Chemosensory enzymes in sex pheromone communication: an integrative study in the fruit fly – CHEMSENZ

We will characterize the enzymes putatively involved in the inactivation of two pheromone from drosophila. The candidate enzymes will be identified by molecular approaches. Using genetic tools, we will then inhibit the expression of these enzymes and we will study the effect of this inhibition on the neuron responses to the pheromones and on the sexual and social behaviours of the flies. At the biochemical level, we will produce recombinant enzymes to test their kinetic properties.

Too early

Our results would allow to better understand the functionning of insect olfactory and gustatory systems, and in particular the step of signal inactivation. If the chemosensory enzymes are required for an appropriate response of insects to odorant and tastant molecules, then it will be possible to develop specific inhibitors in order to disturd pest insect behaviours.

Too early

Insect pests cause enormous harm to human health and agriculture.

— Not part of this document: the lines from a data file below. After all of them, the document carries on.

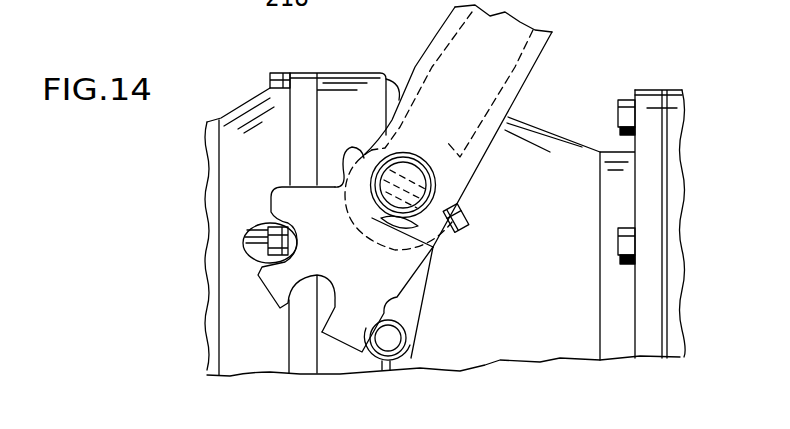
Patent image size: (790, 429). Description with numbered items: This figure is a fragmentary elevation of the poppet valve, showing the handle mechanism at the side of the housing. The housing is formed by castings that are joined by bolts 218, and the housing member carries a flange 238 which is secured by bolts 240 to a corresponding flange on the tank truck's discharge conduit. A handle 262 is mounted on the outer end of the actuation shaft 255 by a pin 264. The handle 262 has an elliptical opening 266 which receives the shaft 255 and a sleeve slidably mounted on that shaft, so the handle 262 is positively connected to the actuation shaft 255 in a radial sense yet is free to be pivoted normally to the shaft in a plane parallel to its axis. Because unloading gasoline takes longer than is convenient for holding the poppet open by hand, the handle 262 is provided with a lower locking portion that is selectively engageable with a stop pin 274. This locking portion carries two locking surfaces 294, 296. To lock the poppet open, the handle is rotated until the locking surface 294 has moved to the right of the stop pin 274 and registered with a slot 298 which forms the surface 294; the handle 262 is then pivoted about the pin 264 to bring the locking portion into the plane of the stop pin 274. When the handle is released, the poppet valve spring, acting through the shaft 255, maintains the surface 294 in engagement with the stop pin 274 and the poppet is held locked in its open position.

The bolt 218 is at (270, 80).
The flange 238 is at (648, 90).
The bolt 240 is at (618, 113).
The actuation shaft 255 is at (407, 167).
The handle 262 is at (435, 36).
The pin 264 is at (460, 210).
The elliptical opening 266 is at (433, 247).
The stop pin 274 is at (396, 332).
The locking surface 294 is at (324, 303).
The locking surface 296 is at (267, 265).
The slot 298 is at (330, 290).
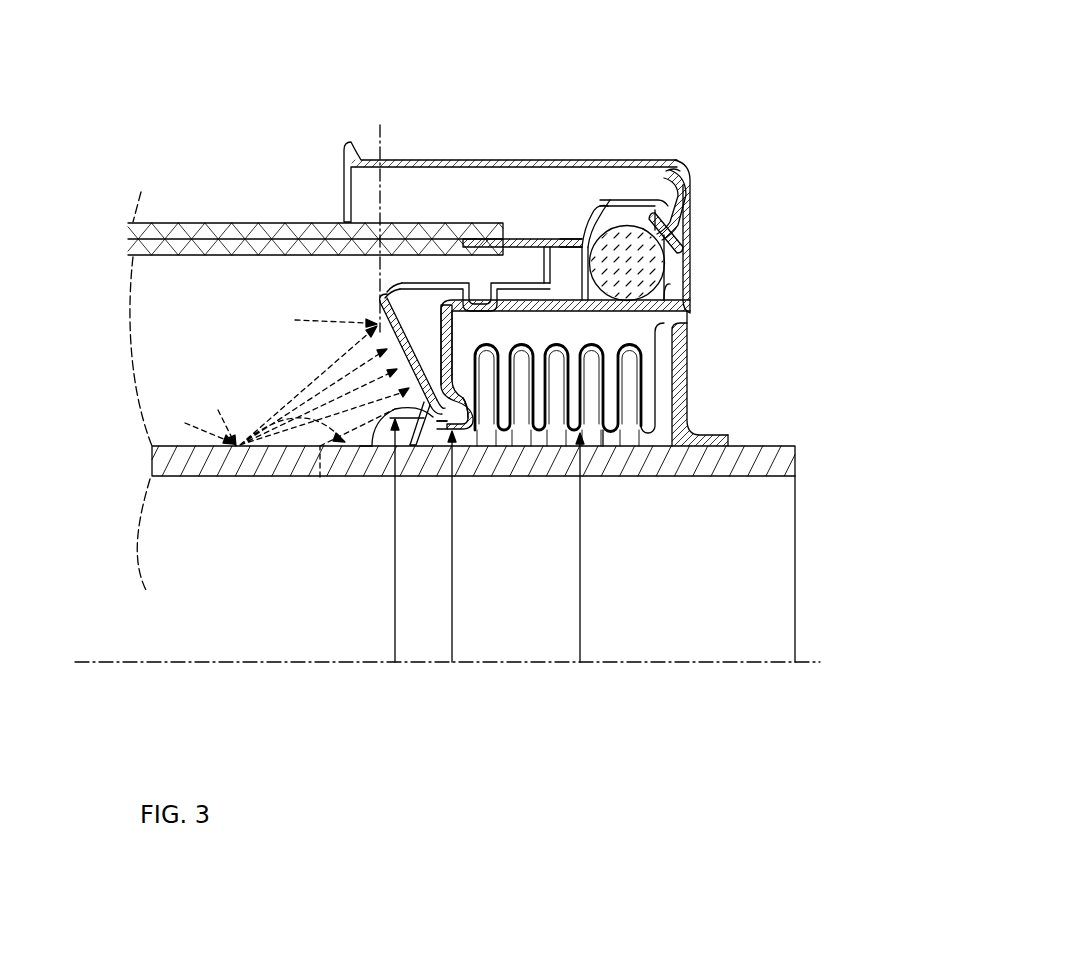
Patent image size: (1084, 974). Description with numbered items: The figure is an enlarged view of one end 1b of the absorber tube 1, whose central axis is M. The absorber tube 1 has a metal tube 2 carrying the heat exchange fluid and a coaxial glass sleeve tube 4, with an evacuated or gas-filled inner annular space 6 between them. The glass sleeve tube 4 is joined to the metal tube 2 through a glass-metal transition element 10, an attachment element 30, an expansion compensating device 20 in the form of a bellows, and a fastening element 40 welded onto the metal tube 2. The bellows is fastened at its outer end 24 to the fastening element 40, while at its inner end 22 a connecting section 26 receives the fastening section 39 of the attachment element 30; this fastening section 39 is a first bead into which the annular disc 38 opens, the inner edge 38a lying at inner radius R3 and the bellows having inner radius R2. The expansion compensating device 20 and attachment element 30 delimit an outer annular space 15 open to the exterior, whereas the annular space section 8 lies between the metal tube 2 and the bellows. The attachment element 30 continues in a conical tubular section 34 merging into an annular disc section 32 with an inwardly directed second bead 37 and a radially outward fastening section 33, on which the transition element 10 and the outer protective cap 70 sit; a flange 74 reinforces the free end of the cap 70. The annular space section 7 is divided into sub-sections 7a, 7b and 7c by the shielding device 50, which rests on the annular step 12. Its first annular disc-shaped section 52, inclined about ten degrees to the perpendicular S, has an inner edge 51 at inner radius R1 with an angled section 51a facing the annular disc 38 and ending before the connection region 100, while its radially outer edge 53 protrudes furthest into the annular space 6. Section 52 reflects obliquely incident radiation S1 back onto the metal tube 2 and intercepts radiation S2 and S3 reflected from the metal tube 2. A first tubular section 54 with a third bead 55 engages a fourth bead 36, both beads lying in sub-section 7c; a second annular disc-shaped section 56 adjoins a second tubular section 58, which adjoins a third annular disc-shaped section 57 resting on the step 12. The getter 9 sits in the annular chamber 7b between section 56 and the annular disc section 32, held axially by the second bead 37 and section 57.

The absorber tube 1 is at (862, 36).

Intensive researches are currently conduced to develop new strategies for their control, based on recent progress in the molecular and cellular biology of insect chemoreception. Despite large progress in the understanding of the molecular basis of insect olfaction and taste, the step of signal inactivation is still largely unknown, although this inactivation step is essential in the dynamic of chemoreception, participating in the olfactory and gustatory sensitivities. Preliminary studies suggest that enzymatic degradation of odorants occurs in the vicinity of the olfactory receptor neurons. Rapid metabolism of signal molecules should allow controlling the concentration of these compounds in the sensory organs thus preventing the continuous stimulation of receptors. This hypothesis has been postulated for two decades but has never been demonstrated, neither in insects nor in vertebrates. The purpose of the present project is to verify this hypothesis with the fruit fly Drosophila melanogaster. We will take advantage of the well defined pheromonal system of this model insect, which involves both odorant and tastant compounds. We aim at identifying new molecular components that specifically degrade these compounds, as a paradigm to be generalized to pest insects. We are convinced that these chemosensory enzyme genes of represent potential targets for pest insect control.
This project will focus on two D. melanogaster sex pheromones, 7-Tricosene (7-T) and 11-cis-vaccenyl acetate (cVA) as model substrates. These pheromones are detected by different sensory modalities, taste for 7-T and olfaction for cVA, but both strongly inhibit male courtship. The perception of these two pheromones has been deeply investigated: 1) the sensory receptors and binding-proteins involved in their reception are identified; 2), the responsive sensilla are precisely mapped on the olfactory/taste organs, allowing genetic targeting of candidate chemosensory enzymes in these sensilla; 3) electrophysiological and behavioural responses of males to these pheromone stimuli are well documented; 4) synthetic compounds are available for the tests. Candidate chemosensory enzymes involved in the degradation of these two pheromones will be identified both in silico with the well annotated genome of the fruit fly, together with transcriptomic approaches.
The great advantage of the Drosophila model is to test the participation of such enzymes in signal termination by the manipulation of the corresponding genes in vivo. The functional effects induced by genetic manipulation will be monitored both on the neuronal responses and on the sexual behaviour. We will then only focus on the enzymes whose inhibition induces significant phenotype in vivo to produce the corresponding recombinant enzymes.Their interaction with sex pheromones will be qualitatively (substrate confirmation) and quantitatively (affinity, efficiency) analyzed to establish a link between their catalytic properties to 7-T/cVA and their in vivo effects.
All these experimental approaches should converge to provide us, for the first time, a holistic picture of the mechanisms involved in signal inactivation in animal chemosensory systems.